Intervention Examined
Making Employment Needs (MEN) Count
Features of the Intervention
MEN Count is a race- and gender-tailored counseling intervention focused on HIV (human immunodeficiency virus)/STI (sexually-transmitted infection) prevention for Black heterosexual men in Washington, DC. The intervention was designed to promote safer sex, reduce STIs, and help support stable housing and employment, as these structural factors contribute to sexual risk. MEN Count involved three one-hour, one-on-one counseling sessions delivered by a male peer case manager over a 60-to-90-day period. Sessions were focused on sexual risk reduction, asking clients to build action plans to change behavior and achieve goals related to lower risk for HIV/STIs, integrated with housing and employment case management as needed.
Eligible participants were self-identified Black adult men who reported heterosexual risk for HIV/STI (defined as unprotected sex with a woman and at least two female sex partners in the past year) and who were either currently unemployed or had experienced homelessness in the past six months.
Features of the Study
The study compared employment for adults in the MEN Count group versus a comparison group at baseline, six-, and twelve-month follow-ups. Participants were recruited simultaneously for both groups from a large public STI clinic, community and street outreach, flyers, Craigslist, and referrals. Participants were then assigned to the intervention or comparison condition based on case manager availability at the time of recruitment. The treatment group had access to the intervention. Participants in the comparison group had access to a case manager–delivered program of similar structure and length that was instead focused on stress management.
The total sample of 454 men was evenly divided between the intervention and comparison groups (227 in each). About half of participants had been homeless in the past 90 days and about two-thirds were unemployed at baseline. Around 30 percent of participants were between ages 18-24, 28 percent were 25-29, and 26 percent were 30-39, with the remainder being 40 years old or older. Of the 277 participants in each group, 95 treatment group participants completed the six-month follow-up and 120 completed the twelve-month follow-up while 105 comparison group participants completed the six-month follow-up and 123 completed the twelve-month follow-up.

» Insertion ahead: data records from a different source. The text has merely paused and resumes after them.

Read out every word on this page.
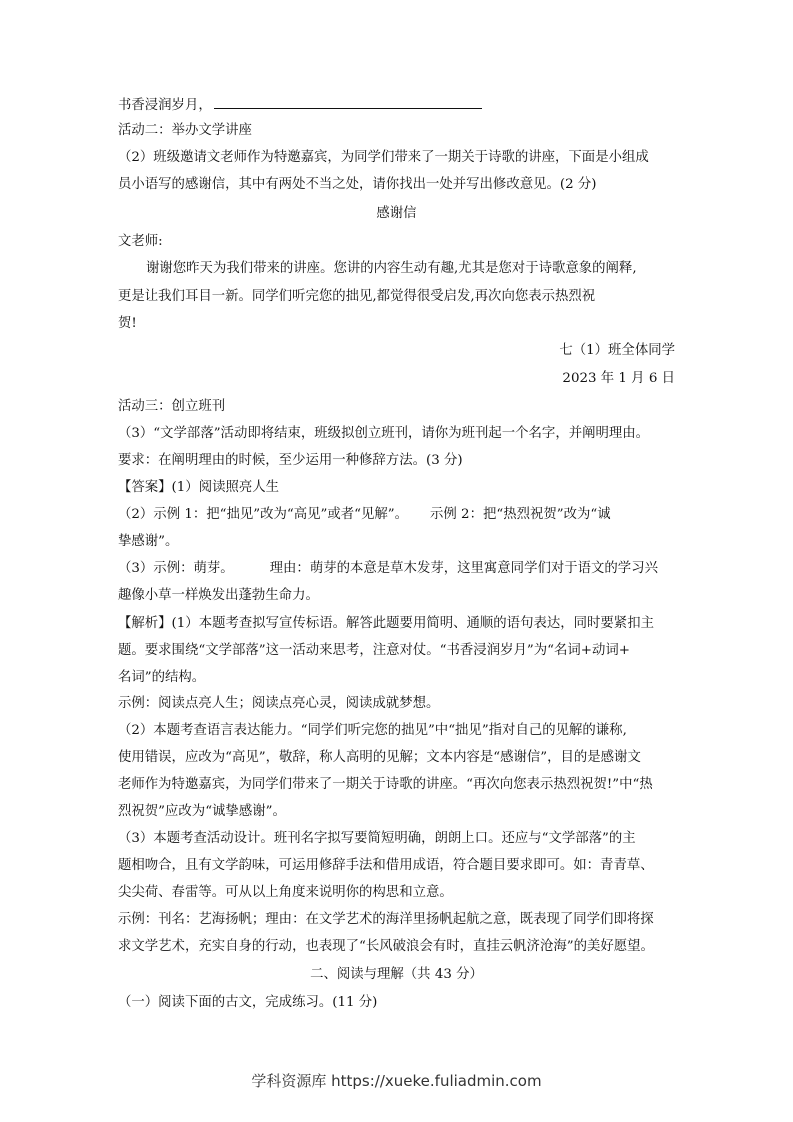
书香浸润岁月，
活动二：举办文学讲座
（2）班级邀请文老师作为特邀嘉宾，为同学们带来了一期关于诗歌的讲座，下面是小组成
员小语写的感谢信，其中有两处不当之处，请你找出一处并写出修改意见。(2 分)
感谢信
文老师:
谢谢您昨天为我们带来的讲座。您讲的内容生动有趣,尤其是您对于诗歌意象的阐释,
更是让我们耳目一新。同学们听完您的拙见,都觉得很受启发,再次向您表示热烈祝
贺!
七（1）班全体同学
2023 年 1 月 6 日
活动三：创立班刊
（3）“文学部落”活动即将结束，班级拟创立班刊，请你为班刊起一个名字，并阐明理由。
要求：在阐明理由的时候，至少运用一种修辞方法。(3 分)
【答案】(1）阅读照亮人生
（2）示例 1：把“拙见”改为“高见”或者“见解”。 示例 2：把“热烈祝贺”改为“诚
挚感谢”。
（3）示例：萌芽。	理由：萌芽的本意是草木发芽，这里寓意同学们对于语文的学习兴
趣像小草一样焕发出蓬勃生命力。
【解析】(1）本题考查拟写宣传标语。解答此题要用简明、通顺的语句表达，同时要紧扣主
题。要求围绕“文学部落”这一活动来思考，注意对仗。“书香浸润岁月”为“名词+动词+
名词”的结构。
示例：阅读点亮人生；阅读点亮心灵，阅读成就梦想。
（2）本题考查语言表达能力。“同学们听完您的拙见”中“拙见”指对自己的见解的谦称,
使用错误，应改为“高见”，敬辞，称人高明的见解；文本内容是“感谢信”，目的是感谢文
老师作为特邀嘉宾，为同学们带来了一期关于诗歌的讲座。“再次向您表示热烈祝贺!”中“热
烈祝贺”应改为“诚挚感谢”。
（3）本题考查活动设计。班刊名字拟写要简短明确，朗朗上口。还应与“文学部落”的主
题相吻合，且有文学韵味，可运用修辞手法和借用成语，符合题目要求即可。如：青青草、
尖尖荷、春雷等。可从以上角度来说明你的构思和立意。
示例：刊名：艺海扬帆；理由：在文学艺术的海洋里扬帆起航之意，既表现了同学们即将探
求文学艺术，充实自身的行动，也表现了“长风破浪会有时，直挂云帆济沧海”的美好愿望。
二、阅读与理解（共 43 分）
（一）阅读下面的古文，完成练习。(11 分)
学科资源库 https://xueke.fuliadmin.com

The authors used a statistical model to compare self-reported employment at the three time points for the treatment versus comparison groups. The statistical model included a random intercept for individuals to account for repeated measures over time.
Findings
Employment
- The study suggested that the MEN Count intervention increased the odds of being employed full-time versus unemployed but did not change the odds of being employed full-time versus employed part-time.
Considerations for Interpreting the Findings
The study’s analysis model included individual-level random effects, which can produce biased estimates if unobserved individual characteristics are correlated with variables included in the statistical model. CLEAR standards thus require authors to present the results of a specification test that justifies the use of random effects in any statistical analysis. Because the study authors do not do so, this study cannot meet CLEAR standards for a moderate evidence rating, the highest rating available for nonexperimental studies.
Causal Evidence Rating
The quality of causal evidence presented in this report is low because the study’s statistical analysis does not meet CLEAR’s standards. This means we are not confident that the estimated effects are attributable to MEN Count; other factors are likely to have contributed.